Lorna Cornell
- Country (sports): Great Britain
- Born: 3 January 1933 (age 92)

Singles

Grand Slam singles results
- French Open: 3R (1965)
- Wimbledon: 4R (1951, 1963)
- US Open: 2R (1963)

Doubles

Grand Slam doubles results
- French Open: 3R (1962, 1965)
- Wimbledon: 3R (1954, 1965)

Grand Slam mixed doubles results
- French Open: 2R (1963)
- Wimbledon: 4R (1952, 1955)

= Lorna Cornell =

British tennis player

Lorna Cornell (born 3 January 1933) is a British former tennis player.

Cornell is the daughter of athlete Muriel Gunn-Cornell, who was a world record holder for long jump.

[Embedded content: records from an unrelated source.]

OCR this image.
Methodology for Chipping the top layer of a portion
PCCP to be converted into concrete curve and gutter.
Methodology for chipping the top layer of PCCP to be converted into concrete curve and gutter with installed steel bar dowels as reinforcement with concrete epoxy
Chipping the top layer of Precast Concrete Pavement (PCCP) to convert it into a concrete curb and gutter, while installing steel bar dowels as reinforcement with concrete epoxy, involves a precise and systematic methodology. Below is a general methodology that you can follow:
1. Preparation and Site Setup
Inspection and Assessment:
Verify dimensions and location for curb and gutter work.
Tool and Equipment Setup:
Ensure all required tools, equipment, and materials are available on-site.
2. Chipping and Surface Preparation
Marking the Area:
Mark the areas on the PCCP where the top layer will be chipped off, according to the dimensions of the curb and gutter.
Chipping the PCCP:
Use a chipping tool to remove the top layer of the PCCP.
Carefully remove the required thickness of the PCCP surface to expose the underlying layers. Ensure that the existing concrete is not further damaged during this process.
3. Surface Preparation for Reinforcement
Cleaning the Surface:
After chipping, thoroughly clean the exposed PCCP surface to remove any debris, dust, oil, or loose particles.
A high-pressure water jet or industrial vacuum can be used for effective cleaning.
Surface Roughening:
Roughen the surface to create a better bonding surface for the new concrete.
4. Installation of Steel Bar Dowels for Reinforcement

Active in the 1950s and 1960s, Cornell won the Wimbledon junior singles title twice and made regular appearances at the tournaments for two decades. She won the St.George's Hill Open singles title in 1961 and 1964.

Cornell married Australian tennis coach Peter Cawthorn in 1953 but towards the end of her career had remarried and was competing as Lorna Greville-Collins.

Other than tennis, Cornell also excelled in long jump as a junior and was named on the list of "possibles" to represent Great Britain at the 1948 Summer Olympics.